We do have some helping us--I should say that. My parents are, my grandmother called in to check on me, and one friend from school woke me up at 6 am to ask about taking the kids to school when my husband was out of town.

I also have other friends who are not local anymore but would be here if they could (and I with them). Some of them I can't see regularly (and some are working multiple jobs--very understandable, their busyness) but they are always there for me if I call on them.

Human contact, though, wow. Things have improved but late Dec. through mid-March I could have used more visits from people. Heck, we'd have made *them* dinner!

Elizabeth McClung said...

It makes me angry, that your children are being left out, are being left out of parties because their mother is not cool, or has some rep. That you have become the 'Boo Radley' house, when instead of being left alone you WANT contact.

The guilt too, that they try to throw in your lap (and where as much as we try to dump it, it remains) that it is OUR fault. Someone getting ill, chronically, quickly ill isn't enough, suffering isn't enough, losing our dreams isn't enough but the stealing bits of the dreams of those we love because others just don't care enough to find out the reality of situation, or have the 'What have you done for us lately' attitude.

However, bodies run by the able bodied, for the able bodied, with standards set by the able bodied usually mean you are supposed to be TRYING to be able bodied (and see, you aren't trying to do scout things! You are actually being just chronically ill and taking care of your famiily - bad you!) - they are always self congratulatory. And those who openly help the 'disabled' are worse, with condescention mixed with the 'look at me, how noble I am, I didn't just help a friend or a Christian....I helped a CRIPPLE!'.

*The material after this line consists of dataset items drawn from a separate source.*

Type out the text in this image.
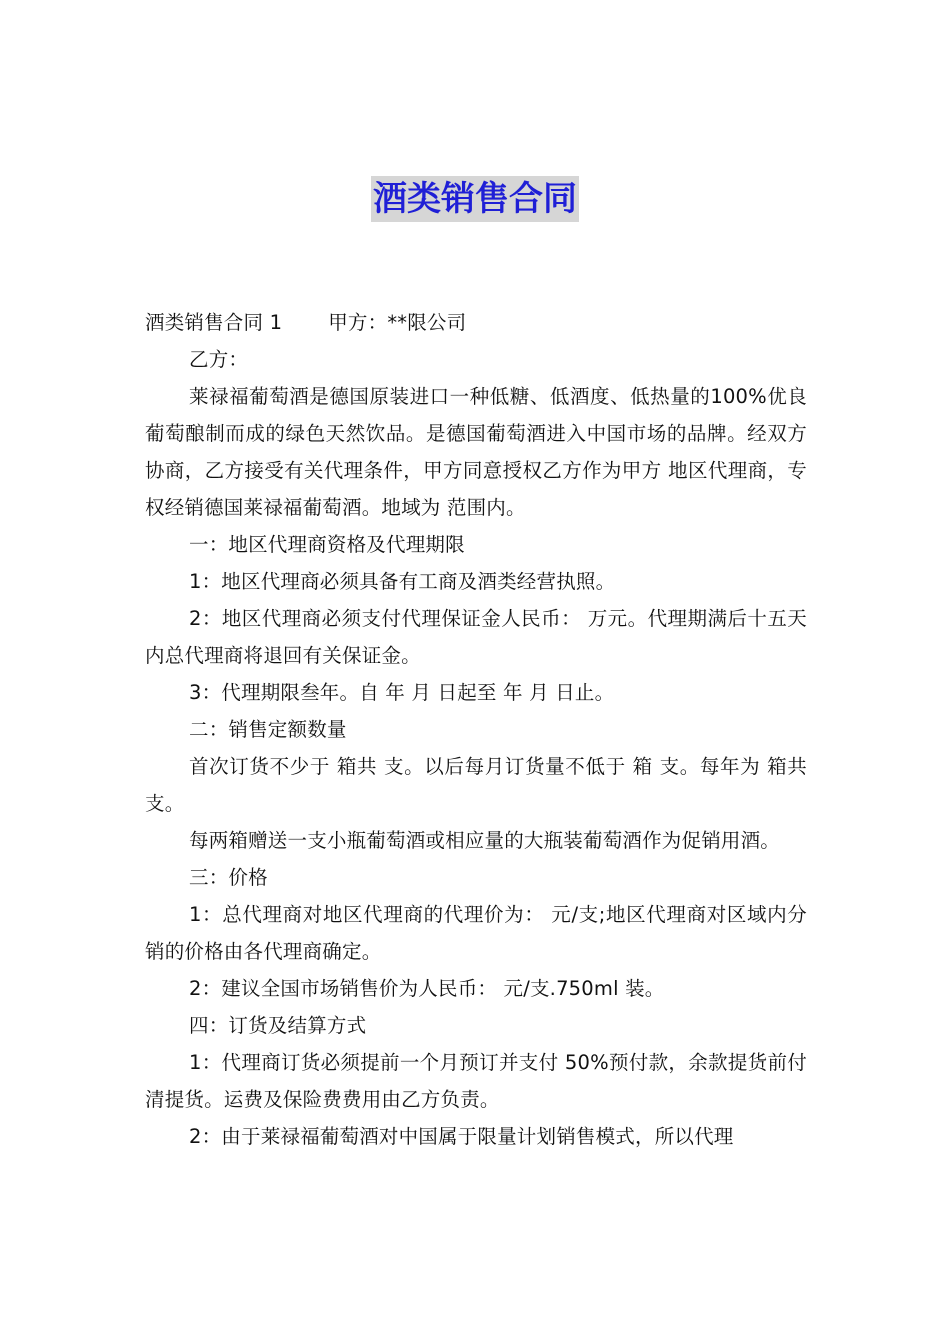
酒类销售合同

酒类销售合同 1 甲方：**限公司

乙方：

莱禄福葡萄酒是德国原装进口一种低糖、低酒度、低热量的100%优良葡萄酿制而成的绿色天然饮品。是德国葡萄酒进入中国市场的品牌。经双方协商，乙方接受有关代理条件，甲方同意授权乙方作为甲方 地区代理商，专权经销德国莱禄福葡萄酒。地域为 范围内。

一：地区代理商资格及代理期限

1：地区代理商必须具备有工商及酒类经营执照。

2：地区代理商必须支付代理保证金人民币： 万元。代理期满后十五天内总代理商将退回有关保证金。

3：代理期限叁年。自 年 月 日起至 年 月 日止。

二：销售定额数量

首次订货不少于 箱共 支。以后每月订货量不低于 箱 支。每年为 箱共 支。

每两箱赠送一支小瓶葡萄酒或相应量的大瓶装葡萄酒作为促销用酒。

三：价格

1：总代理商对地区代理商的代理价为： 元/支;地区代理商对区域内分销的价格由各代理商确定。

2：建议全国市场销售价为人民币： 元/支.750ml 装。

四：订货及结算方式

1：代理商订货必须提前一个月预订并支付 50%预付款，余款提货前付清提货。运费及保险费费用由乙方负责。

2：由于莱禄福葡萄酒对中国属于限量计划销售模式，所以代理
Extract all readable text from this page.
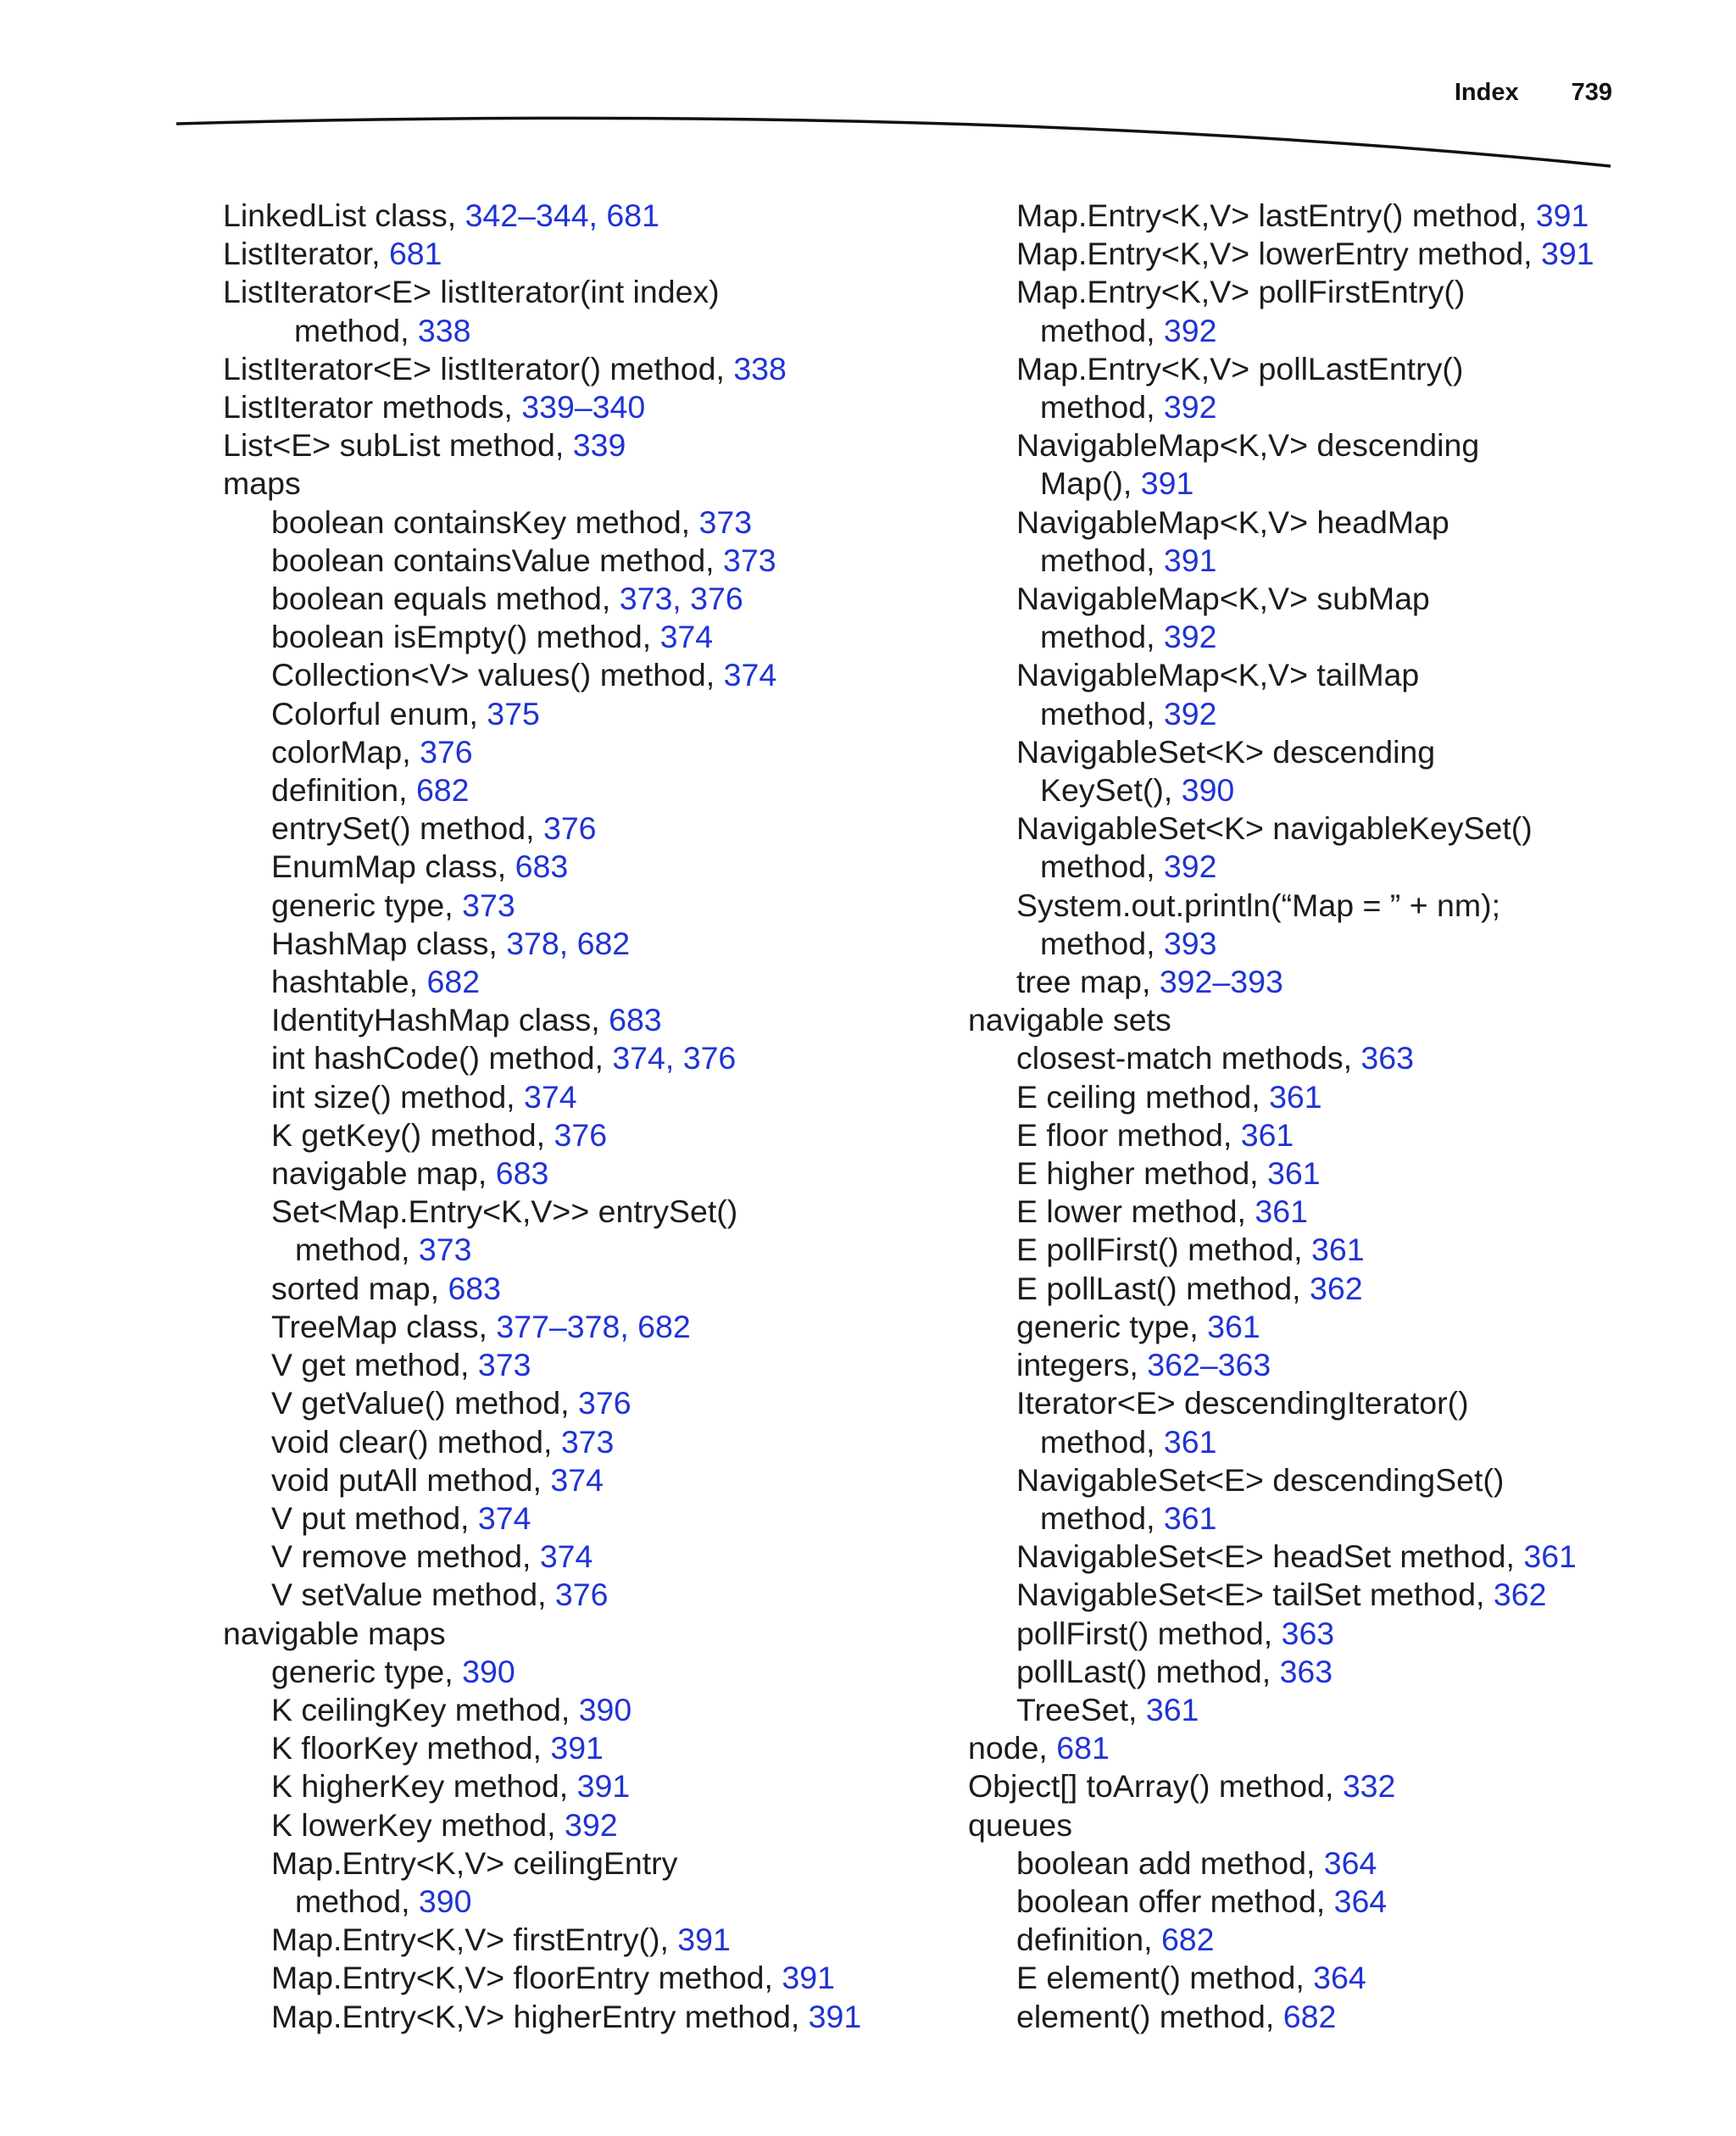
Index 739
LinkedList class, 342–344, 681
ListIterator, 681
ListIterator<E> listIterator(int index)
method, 338
ListIterator<E> listIterator() method, 338
ListIterator methods, 339–340
List<E> subList method, 339
maps
boolean containsKey method, 373
boolean containsValue method, 373
boolean equals method, 373, 376
boolean isEmpty() method, 374
Collection<V> values() method, 374
Colorful enum, 375
colorMap, 376
definition, 682
entrySet() method, 376
EnumMap class, 683
generic type, 373
HashMap class, 378, 682
hashtable, 682
IdentityHashMap class, 683
int hashCode() method, 374, 376
int size() method, 374
K getKey() method, 376
navigable map, 683
Set<Map.Entry<K,V>> entrySet()
method, 373
sorted map, 683
TreeMap class, 377–378, 682
V get method, 373
V getValue() method, 376
void clear() method, 373
void putAll method, 374
V put method, 374
V remove method, 374
V setValue method, 376
navigable maps
generic type, 390
K ceilingKey method, 390
K floorKey method, 391
K higherKey method, 391
K lowerKey method, 392
Map.Entry<K,V> ceilingEntry
method, 390
Map.Entry<K,V> firstEntry(), 391
Map.Entry<K,V> floorEntry method, 391
Map.Entry<K,V> higherEntry method, 391
Map.Entry<K,V> lastEntry() method, 391
Map.Entry<K,V> lowerEntry method, 391
Map.Entry<K,V> pollFirstEntry()
method, 392
Map.Entry<K,V> pollLastEntry()
method, 392
NavigableMap<K,V> descending
Map(), 391
NavigableMap<K,V> headMap
method, 391
NavigableMap<K,V> subMap
method, 392
NavigableMap<K,V> tailMap
method, 392
NavigableSet<K> descending
KeySet(), 390
NavigableSet<K> navigableKeySet()
method, 392
System.out.println(“Map = ” + nm);
method, 393
tree map, 392–393
navigable sets
closest-match methods, 363
E ceiling method, 361
E floor method, 361
E higher method, 361
E lower method, 361
E pollFirst() method, 361
E pollLast() method, 362
generic type, 361
integers, 362–363
Iterator<E> descendingIterator()
method, 361
NavigableSet<E> descendingSet()
method, 361
NavigableSet<E> headSet method, 361
NavigableSet<E> tailSet method, 362
pollFirst() method, 363
pollLast() method, 363
TreeSet, 361
node, 681
Object[] toArray() method, 332
queues
boolean add method, 364
boolean offer method, 364
definition, 682
E element() method, 364
element() method, 682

There is something pathetic that I could get more help as two able bodied Christians than we could as a disable Christian. But then, in our last church Linda was the only person to EVER visit the 4 people read weekly on the 'housebound' list, who had been for YEARS before we came.

Please, vent more!

FridaWrites said...

The Boo Radley house--I guess that does explain all the doorbell ringing and running, lol!

Yes, I do get the sense that while some people understand, others don't get it at all. As one person said, she wants to see evidence of someone's abilities, not disabilities--what they can do. ...said when I got out for the first time for nonmedical reasons in three months.

Thank your for listening and understanding--I worried about venting too much. It just hurts a lot sometimes.

I know Linda's visits to those people stuck at home meant a whole lot to them.